Fast food na nossa Alimentação

Há dois conceitos que definem a sociedade do momento no que diz respeito à alimentação e ao estilo de vida: comida rápida e vida saudável. Mas estes dois termos - fast food e saudável -, em principio, parecem incompatíveis. Ou não o são?

Os homens e mulheres de hoje, praticamente de todas as idades, gostam de se cuidar. Preocupam-se mais com a sua saúde. No entanto, no que se refere à alimentação, se bem que tenhamos consciência da importância de nos alimentarmos bem, ainda caímos na tentação de comer alimentos que nos prometem algo muito valioso devido ao ritmo de vida: poupar tempo. A comida rápida continua a ganhar terreno aos pratos elaborados. O importante é saber diferenciar tipos de comida rápida saudáveis, de outros que não o são. Nem toda a comida rápida deve ser condenada. Ou seja, nem toda a fast food não é saudável.

Se falamos de comida rápida, de imediato a associamos a um hambúrguer, batatas fritas, refrigerante, sandes e, o pior, fritos. Alimentos que contêm um excesso de gordura, sal e açucares. Todos eles, elementos que constituem uma bomba de calorias e de colesterol, estes sim, absolutamente incompatíveis com uma vida saudável.

Porque é tão má a fast food, também chamada de comida lixo?
A comida rápida, popularmente conhecida como comida lixo, apresenta as seguintes características prejudiciais para a nossa saúde:

  • São alimentos com muitas calorias.
  • O risco aumenta quando se oferecem grandes rações por pouco dinheiro, e se se complementa com sobremesas também com muitas calorias. Imaginas do que falamos: hambúrgueres, pizzas e as suas espetaculares ofertas e tamanhos XL.
  • As gorduras saturadas que aumentam o colesterol, enquanto as gorduras trans, aumentam o risco de cancro, hipertensão ou enfarte.
  • Têm um excesso de proteínas. Se bem que as proteínas são boas e necessárias, sobretudo para os desportistas, em excesso são prejudiciais.
  • Contêm muito sal, expondo o corpo a sofrer de hipertensão.
  • Não aportam fibra, prejudicando a saúde do cólon e causando prisão de ventre.
  • Não contêm cálcio nem magnésio, razão pela qual consumi-las frequentemente expõe o corpo a sofrer de osteoporose.
  • Os açúcares são determinantes nos níveis de energia do organismo e repercutem no rendimento da atividade física.

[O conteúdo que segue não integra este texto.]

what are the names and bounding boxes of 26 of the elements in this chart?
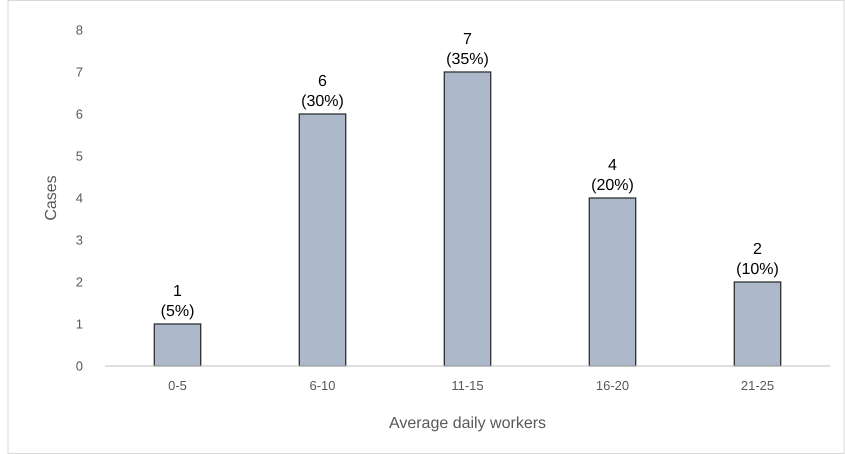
x-axis-title: Average daily workers: [388, 415, 546, 432]
y-tick-label: 1: [76, 316, 83, 332]
x-tick-label: 11-15: [451, 378, 484, 393]
data-label: 1 (5%): [160, 283, 194, 320]
x-tick-label: 0-5: [168, 378, 187, 393]
bar: [734, 281, 782, 367]
y-tick-label: 3: [76, 232, 83, 248]
y-tick-label: 0: [76, 358, 83, 374]
y-tick-label: 8: [76, 22, 83, 38]
bar: [588, 197, 636, 367]
bar: [298, 113, 346, 367]
y-tick-label: 2: [76, 274, 83, 290]
y-tick-label: 7: [76, 64, 83, 80]
data-label: 4 (20%): [591, 157, 634, 194]
data-label: 2 (10%): [736, 241, 779, 278]
data-label: 7 (35%): [446, 31, 489, 68]
x-tick-label: 16-20: [596, 378, 630, 393]
y-tick-label: 4: [76, 190, 83, 206]
x-tick-label: 21-25: [740, 378, 774, 393]
y-tick-label: 6: [76, 106, 83, 122]
y-axis-title: Cases: [43, 175, 60, 221]
bar: [444, 71, 492, 367]
data-label: 6 (30%): [301, 73, 344, 110]
bar: [154, 323, 202, 367]
x-tick-label: 6-10: [309, 378, 336, 393]
y-tick-label: 5: [76, 148, 83, 164]
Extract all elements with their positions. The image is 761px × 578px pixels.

Os açúcares simples causam uma subida imediata do açúcar no sangue, o que se traduz num aumento rápido de energia mas seguido de uma baixa igualmente rápida. Ou seja, não proporciona a energia suficiente para uma sessão de treino.
  • Por outro lado, esta comida é muito pesada e favorece os transtornos gastrointestinais, razão pela qual ao fazer desporto podemos acabar com náuseas e outros males estar.
  • O excesso de gordura e açúcares fazem engordar. E o aumento da gordura corporal prejudica a formação e desenvolvimento de músculo, razão pela qual acusarás falta de tonificação muscular.
  • Os altos níveis de sódio destes alimentos podem provocar hipertensão, diabetes e obesidade, entre outras doenças. Uma pessoa doente não poderá suportar determinados tipos de atividade física nem aguentará sessões de exercício longas e intensas, o que é uma limitação.
Conhecidas as consequências do seu consumo, a comida rápida deveria passar para um segundo plano, especialmente daquelas pessoas que gostam de fazer desporto e levar uma vida saudável. Mas, nem toda a comida rápida é comida lixo. Podemos preparar menus e lanches saudáveis com vegetais, lácteos, frutas e carne magra. Vão encher-nos de energia e aportaremos ao nosso organismo os nutrientes que necessita sem o excesso de gorduras e açúcares da comida pré-cozinhada ou embalada, que possui substâncias tão prejudiciais para a saúde.